第10章 楽園事件:1
「とくに変わったところはなさそうだけど…」
唐之杜は遠隔でドローンを操作してスキャンを続ける。次のデータを待ちながら歩みを進めていると宜野座の頭にふわりと何かが舞い降りた。それは本人が気がつかないほど軽く小さな物だった。
「宜野座さん、頭にゴミつきましたよ。」
「なにっ!」
慌てて髪を払うとそれはふわりふわりとゆっくり落ちていった。拾い上げると白く細い毛のような物が束になっている。
「羽毛か?」
「うえっ!早く捨ててくださいよそんなもの!!」
本物はどんな病気を持っているか分からないと野生の生き物との接触を嫌う人は多い。だが宜野座は先程聞いた声の主の物と思い羽毛をスキャンする。何を無駄なことをしているのかと後輩から叱責が飛んできた。
だが出力されたデータに宜野座は言葉を失う。そこに映ったのは鳥ではなかったことと、対象と初対面ではなかったことに対してだ。
「?誰ですか?」
霜月がデータを覗いて名前を読み上げる。昔の事が蘇ってきた。無表情で不気味な少女とそれを大切にしていた親友の顔が。

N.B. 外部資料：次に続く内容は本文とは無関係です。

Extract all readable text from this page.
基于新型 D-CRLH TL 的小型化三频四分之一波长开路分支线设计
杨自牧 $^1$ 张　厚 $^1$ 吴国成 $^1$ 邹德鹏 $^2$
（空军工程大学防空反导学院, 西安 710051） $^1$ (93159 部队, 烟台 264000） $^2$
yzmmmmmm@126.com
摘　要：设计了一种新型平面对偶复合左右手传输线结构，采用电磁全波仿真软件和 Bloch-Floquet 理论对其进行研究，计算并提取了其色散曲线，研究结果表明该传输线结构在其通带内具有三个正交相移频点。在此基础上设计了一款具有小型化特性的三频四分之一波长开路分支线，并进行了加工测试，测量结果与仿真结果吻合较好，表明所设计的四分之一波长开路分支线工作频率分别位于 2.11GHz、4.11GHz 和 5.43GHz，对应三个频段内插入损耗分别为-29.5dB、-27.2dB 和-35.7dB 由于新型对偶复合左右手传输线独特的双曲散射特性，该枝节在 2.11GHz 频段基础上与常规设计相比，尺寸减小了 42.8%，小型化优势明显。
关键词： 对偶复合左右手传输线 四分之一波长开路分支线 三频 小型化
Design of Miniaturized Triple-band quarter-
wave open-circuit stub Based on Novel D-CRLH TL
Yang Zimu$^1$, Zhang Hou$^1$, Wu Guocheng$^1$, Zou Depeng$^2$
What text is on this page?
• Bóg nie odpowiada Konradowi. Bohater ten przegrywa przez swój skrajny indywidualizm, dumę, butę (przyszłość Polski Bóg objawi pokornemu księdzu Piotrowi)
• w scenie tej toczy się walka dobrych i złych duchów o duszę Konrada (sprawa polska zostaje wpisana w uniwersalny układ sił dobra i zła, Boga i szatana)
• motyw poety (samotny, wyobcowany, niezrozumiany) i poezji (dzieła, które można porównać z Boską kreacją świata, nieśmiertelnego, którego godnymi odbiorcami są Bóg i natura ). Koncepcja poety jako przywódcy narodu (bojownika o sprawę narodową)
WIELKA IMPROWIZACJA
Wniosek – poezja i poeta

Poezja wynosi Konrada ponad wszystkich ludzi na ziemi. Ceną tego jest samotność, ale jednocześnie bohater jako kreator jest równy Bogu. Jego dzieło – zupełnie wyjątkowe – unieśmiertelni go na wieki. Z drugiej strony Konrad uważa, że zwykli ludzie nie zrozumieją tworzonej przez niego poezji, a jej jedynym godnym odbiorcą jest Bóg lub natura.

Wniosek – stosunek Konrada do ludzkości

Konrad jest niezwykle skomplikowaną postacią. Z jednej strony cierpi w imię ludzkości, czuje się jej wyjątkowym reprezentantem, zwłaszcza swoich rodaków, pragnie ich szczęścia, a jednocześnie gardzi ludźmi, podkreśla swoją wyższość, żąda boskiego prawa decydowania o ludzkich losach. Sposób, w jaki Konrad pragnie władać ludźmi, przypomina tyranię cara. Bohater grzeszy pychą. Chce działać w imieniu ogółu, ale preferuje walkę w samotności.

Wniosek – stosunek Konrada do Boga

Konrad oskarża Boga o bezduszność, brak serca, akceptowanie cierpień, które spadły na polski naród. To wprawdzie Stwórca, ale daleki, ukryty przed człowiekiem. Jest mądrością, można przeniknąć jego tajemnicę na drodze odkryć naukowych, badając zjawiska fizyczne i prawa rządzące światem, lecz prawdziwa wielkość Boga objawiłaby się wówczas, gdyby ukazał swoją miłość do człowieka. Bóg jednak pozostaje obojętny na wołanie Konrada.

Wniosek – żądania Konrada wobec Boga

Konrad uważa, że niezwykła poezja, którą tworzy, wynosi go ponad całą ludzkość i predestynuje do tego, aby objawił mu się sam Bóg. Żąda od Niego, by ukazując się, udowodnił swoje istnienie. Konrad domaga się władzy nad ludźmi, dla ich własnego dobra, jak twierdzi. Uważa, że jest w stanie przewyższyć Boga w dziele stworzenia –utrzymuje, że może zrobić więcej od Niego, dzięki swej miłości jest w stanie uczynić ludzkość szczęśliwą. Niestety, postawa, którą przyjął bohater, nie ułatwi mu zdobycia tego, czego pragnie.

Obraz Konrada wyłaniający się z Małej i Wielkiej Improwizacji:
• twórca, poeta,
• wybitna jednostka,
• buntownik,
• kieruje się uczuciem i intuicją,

「昔、公安局で保護していたことがある人物だ。理由あって監視官の一人が預かっていたんだが突然逃げ出してそのままだった。」
「それとこの羽根になんの関係が?」
狡噛が逃走したとき、彼が独自で調べていた資料が引き継がれた。殆どは常守にだが、ごく一部のものは宜野座の手に渡った。その中にの資料はあった。まるで架空の内容を記したようで、しかもまとまりがない。なくなった臓器、不明の手術歴、脊髄に埋め込まれた装置、とても大きな鳥の羽根。チベット・ヒマラヤ近辺に生息するイヌワシのことも。何を追いたいのか分からないほどめちゃくちゃだった。
それが今宜野座には理解できそうな気がしていた。
ピィーッとまた大きな声が響く。先程よりも近い。確か資料には狩猟についても記載があった。イヌワシは急降下して獲物を捉え、頭を狙ってきて力尽きるまで離さないと。宜野座が上を見上げ時にはすでに空が陰っていた。
「危ないっ!!」
霜月の腕を引いて身をかがめると、上から突風に吹かれた。影は羽音と共に急上昇して降りてこなかった。何が襲ってきたのかは分からない。それがもし鳥なのだとしたらとても大きな影だった。言うならば軍用戦闘機並に。